Inverse parallel schemes remain indispensable tools for computing the roots of nonlinear systems, yet their dynamical behavior can be unexpectedly rich, ranging from strong contraction to oscillatory or chaotic transients depending on the choice of algorithmic parameters and initial states. A unified analytical-data-driven methodology for identifying, measuring, and reducing such instabilities in a family of uni-parametric inverse parallel solvers is presented in this study. On the theoretical side, we derive stability and bifurcation characterizations of the underlying iterative maps, identifying parameter regions associated with periodic or chaotic behavior. On the computational side, we introduce a micro-series pipeline based on kNN-driven estimation of the local largest Lyapunov exponent (LLE), applied to scalar time series derived from solver trajectories. The resulting sliding-window Lyapunov profiles provide fine-grained, real-time diagnostics of contractive or unstable phases and reveal transient behaviors not captured by coarse linearized analysis. Leveraging this correspondence, we introduce a Lyapunov-informed parameter selection strategy that identifies solver settings associated with stable behavior, particularly when the estimated LLE indicates persistent instability.

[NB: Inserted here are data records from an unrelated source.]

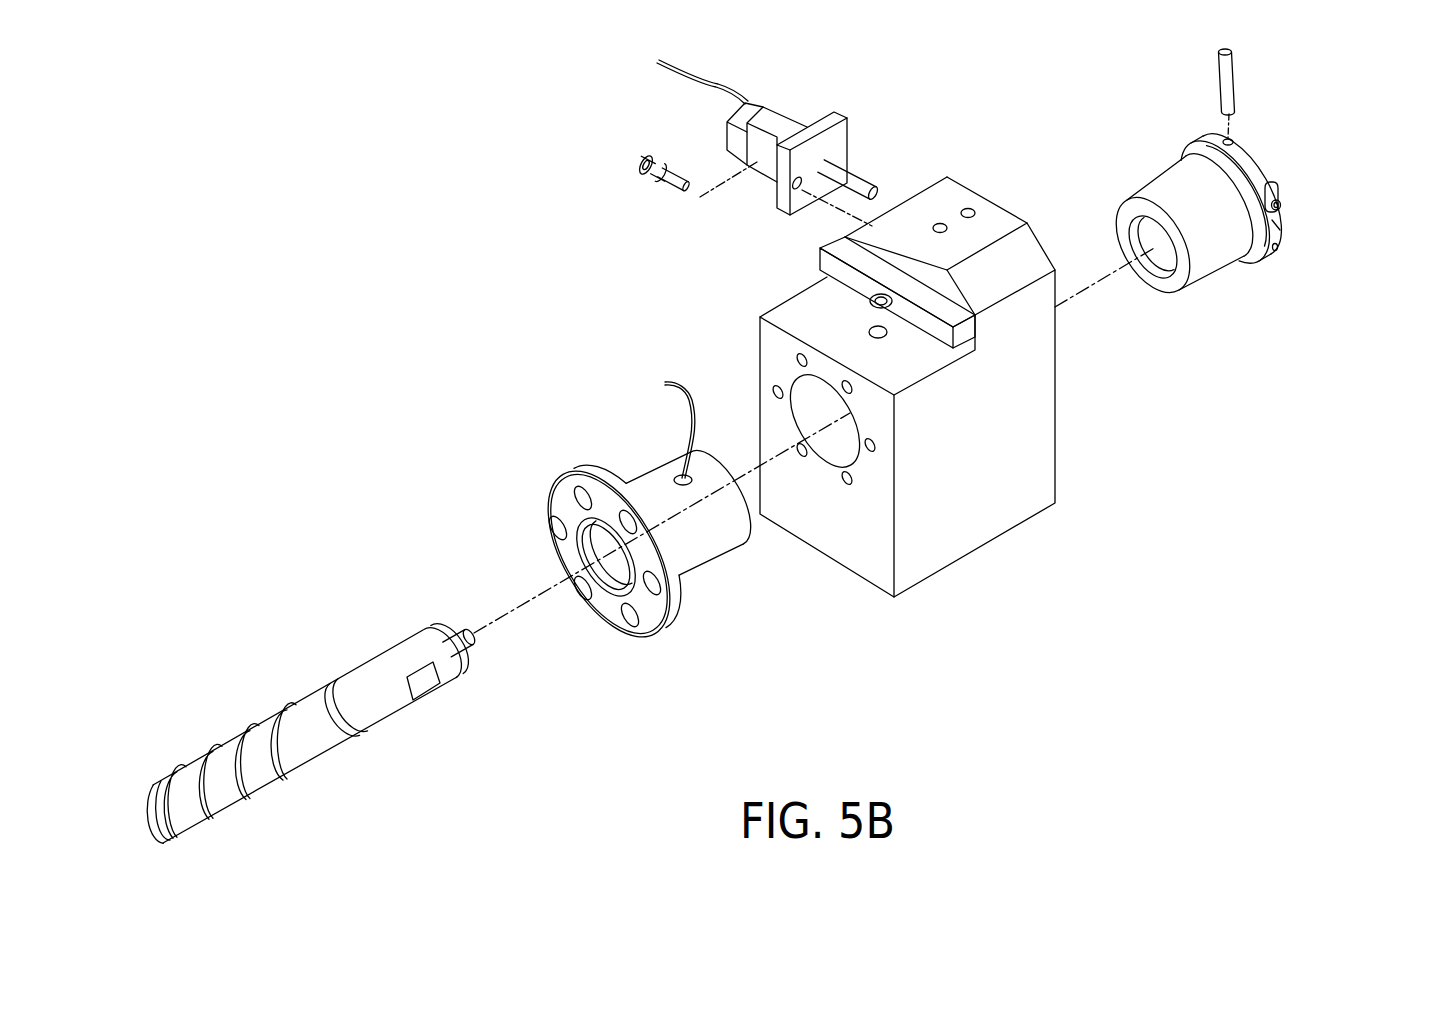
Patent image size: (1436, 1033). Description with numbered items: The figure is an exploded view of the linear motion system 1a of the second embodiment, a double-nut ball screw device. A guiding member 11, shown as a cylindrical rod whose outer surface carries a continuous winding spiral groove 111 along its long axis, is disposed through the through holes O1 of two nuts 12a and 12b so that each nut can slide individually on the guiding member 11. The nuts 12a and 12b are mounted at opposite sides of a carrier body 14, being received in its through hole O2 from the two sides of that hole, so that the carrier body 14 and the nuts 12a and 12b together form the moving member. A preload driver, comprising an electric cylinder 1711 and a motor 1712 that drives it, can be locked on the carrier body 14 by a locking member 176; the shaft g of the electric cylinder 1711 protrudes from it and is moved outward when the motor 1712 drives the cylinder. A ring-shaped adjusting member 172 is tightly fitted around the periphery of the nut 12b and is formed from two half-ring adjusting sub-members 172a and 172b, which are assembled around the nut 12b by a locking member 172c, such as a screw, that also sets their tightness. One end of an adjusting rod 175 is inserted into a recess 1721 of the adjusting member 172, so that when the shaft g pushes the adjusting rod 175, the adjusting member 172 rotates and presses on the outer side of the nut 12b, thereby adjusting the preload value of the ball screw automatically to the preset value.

The linear motion system 1a is at (478, 236).
The guiding member 11 is at (258, 712).
The spiral groove 111 is at (235, 745).
The nut 12a is at (711, 540).
The nut 12b is at (1175, 197).
The carrier body 14 is at (806, 304).
The through hole O1 is at (603, 547).
The through hole O2 is at (806, 401).
The electric cylinder 1711 is at (790, 121).
The motor 1712 is at (757, 105).
The shaft g is at (859, 182).
The locking member 176 is at (668, 177).
The adjusting rod 175 is at (1227, 79).
The adjusting member 172 is at (1372, 155).
The recess 1721 is at (1223, 138).
The adjusting sub-member 172a is at (1285, 217).
The adjusting sub-member 172b is at (1283, 230).
The locking member 172c is at (1278, 208).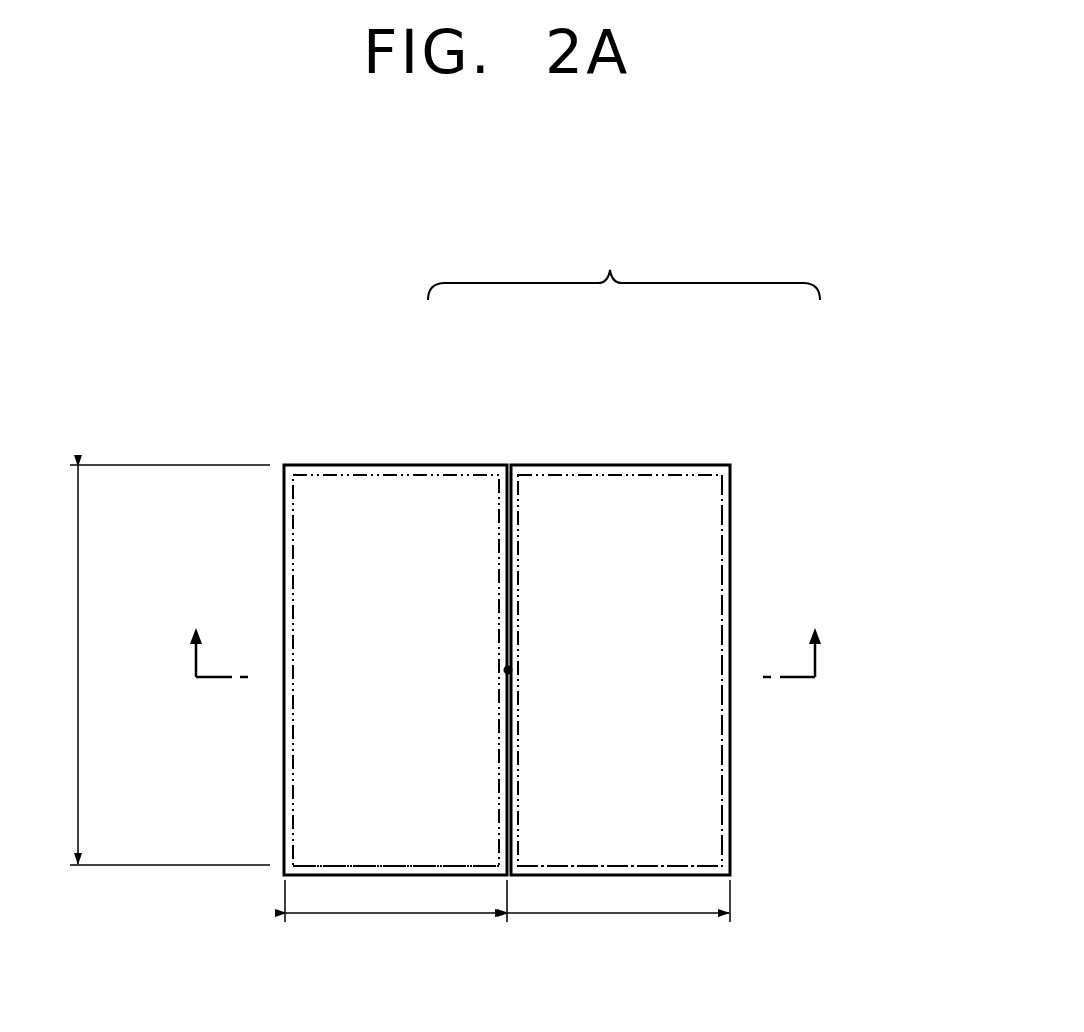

Comprehensive experiments on ensembles of perturbed initial guesses demonstrate close agreement between the theoretical stability diagrams and empirical Lyapunov profiles, and show that the proposed adaptive mechanism significantly improves robustness. The study establishes micro-series Lyapunov analysis as a practical, interpretable tool for constructing self-stabilizing root-finding schemes and opens avenues for extending such diagnostics to higher-dimensional or noise-contaminated problems.